At the time, Nishimoto himself was one of the props who spent several hours in an MRI scanner. He watched movie trailers while measuring blood flow in the area of ​​his brain that processes visual information (visual cortex).

On the computer, the brain has been divided into small, three-dimensional cubes called volumetric pixels, or "voxels." The recorded brain activity was fed into a computer program that learned to associate visual patterns in the film with the corresponding brain activity.

So far, very complex models have been used to decode the information obtained, which nevertheless often only produced very vague images. For their new approach, Nishimoto and his colleague Yu Tagagi used Stable Diffusion instead. This is a so-called diffusion model, which is actually there to generate photorealistic images from text input.

In principle, diffusion models learn by first "noising" an image with more and more pixels beyond recognition and then undoing the process. Thus trained, a model is able to produce data by processing randomly sampled noise through the learned denoising process. Michael Katzlberger explains this very nicely in an article on Stable Diffusion on "Artificial Creativity".

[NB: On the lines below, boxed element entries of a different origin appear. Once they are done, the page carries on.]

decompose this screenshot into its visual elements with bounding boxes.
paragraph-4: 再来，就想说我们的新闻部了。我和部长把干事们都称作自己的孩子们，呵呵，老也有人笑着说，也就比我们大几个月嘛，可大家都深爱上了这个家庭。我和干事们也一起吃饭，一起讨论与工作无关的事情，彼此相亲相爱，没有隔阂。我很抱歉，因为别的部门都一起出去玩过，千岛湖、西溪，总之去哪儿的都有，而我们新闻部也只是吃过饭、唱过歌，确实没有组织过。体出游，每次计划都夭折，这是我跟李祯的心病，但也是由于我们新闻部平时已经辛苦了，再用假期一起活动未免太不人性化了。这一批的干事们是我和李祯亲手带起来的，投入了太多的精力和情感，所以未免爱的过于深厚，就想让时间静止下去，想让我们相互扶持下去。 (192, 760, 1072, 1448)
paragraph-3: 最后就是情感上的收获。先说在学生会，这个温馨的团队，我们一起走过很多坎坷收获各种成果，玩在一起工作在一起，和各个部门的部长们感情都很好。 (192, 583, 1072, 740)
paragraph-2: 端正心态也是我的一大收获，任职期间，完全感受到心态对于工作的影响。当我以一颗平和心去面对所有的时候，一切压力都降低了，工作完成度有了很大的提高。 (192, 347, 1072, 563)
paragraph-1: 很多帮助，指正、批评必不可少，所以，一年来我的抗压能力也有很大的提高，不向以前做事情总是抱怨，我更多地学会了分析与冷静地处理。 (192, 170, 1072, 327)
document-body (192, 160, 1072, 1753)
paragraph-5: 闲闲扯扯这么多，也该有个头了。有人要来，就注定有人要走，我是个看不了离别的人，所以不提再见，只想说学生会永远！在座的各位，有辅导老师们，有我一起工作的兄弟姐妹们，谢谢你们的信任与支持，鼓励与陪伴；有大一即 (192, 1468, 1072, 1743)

According to the AI ​​expert Salvator Raieli, the information extracted from the image is more important in the solution implemented by the Japanese, and the text conditioning takes place later. So you could say it is used for refinement, which corresponds to the images shown in the pre-study.

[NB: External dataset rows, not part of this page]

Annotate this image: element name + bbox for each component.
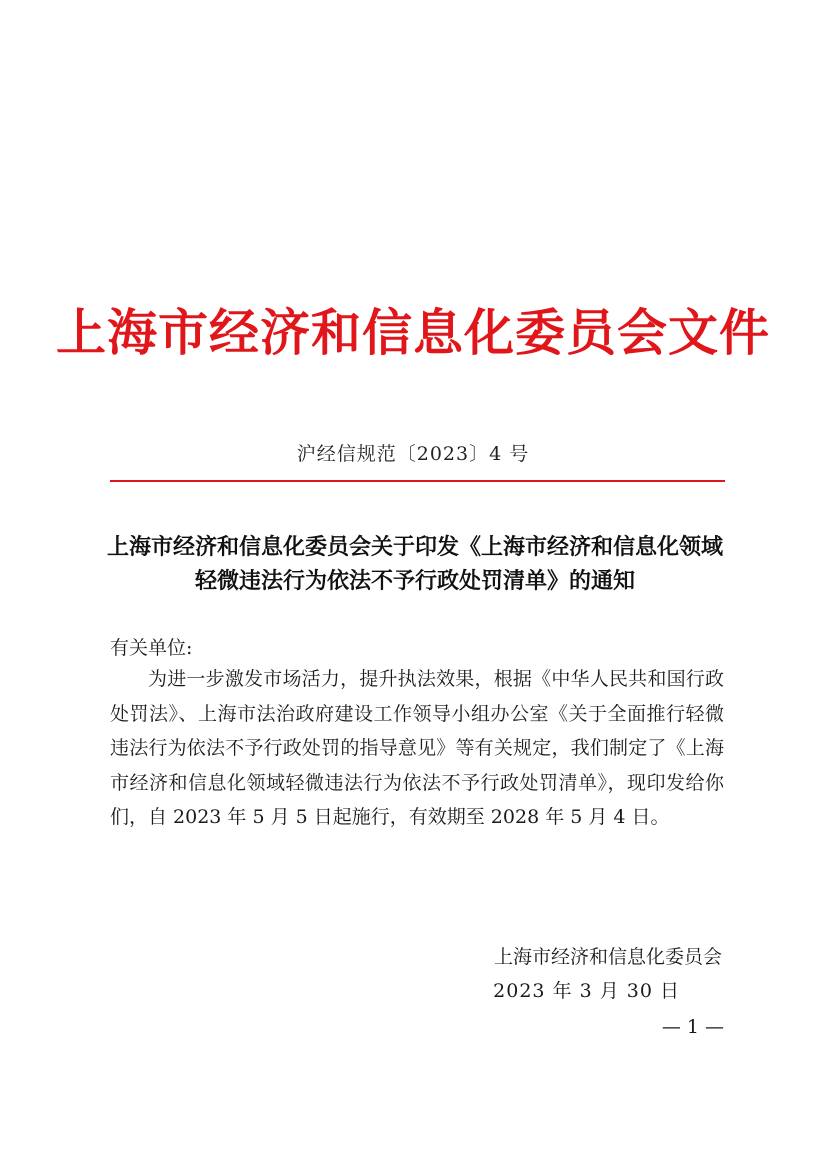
salutation: 有关单位: bbox=[110, 637, 193, 659]
document-number: 沪经信规范〔2023〕4 号 bbox=[296, 443, 530, 465]
red-separator-line bbox=[110, 480, 725, 482]
signing-organization: 上海市经济和信息化委员会 bbox=[493, 946, 722, 968]
notice-body: 为进一步激发市场活力，提升执法效果，根据《中华人民共和国行政处罚法》、上海市法治政府建设工作领导小组办公室《关于全面推行轻微违法行为依法不予行政处罚的指导意见》等有关规定，我们制定了《上海市经济和信息化领域轻微违法行为依法不予行政处罚清单》，现印发给你们，自 2023 年 5 月 5 日起施行，有效期至 2028 年 5 月 4 日。 bbox=[110, 668, 724, 828]
notice-title: 上海市经济和信息化委员会关于印发《上海市经济和信息化领域轻微违法行为依法不予行政处罚清单》的通知 bbox=[106, 534, 723, 594]
signing-date: 2023 年 3 月 30 日 bbox=[493, 980, 680, 1002]
document-masthead: 上海市经济和信息化委员会文件 bbox=[56, 303, 770, 362]
page-number: — 1 — bbox=[661, 1016, 724, 1038]
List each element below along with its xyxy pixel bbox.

Stable Diffusion is not only special because it is open source, i.e. accessible to everyone. The authors of the study also point out that it works easily and cheaply. In principle, Stable Diffusion is an off-the-shelf model that does not have to be specially developed and trained from scratch. And it's lightweight enough to run on home PCs too.

However, the model is not only a very efficient solution. According to the Japanese scientists, the combination of image and text coding that is possible with the model also produces high-resolution images with high fidelity "at the highest level".

The Japanese study could be an important step towards a practical implementation of thought visualization technology. Among other things, one could better understand what goes on in people who cannot express themselves verbally, such as stroke victims or coma patients. Or paralyzed people can use an interface to control computers with their minds.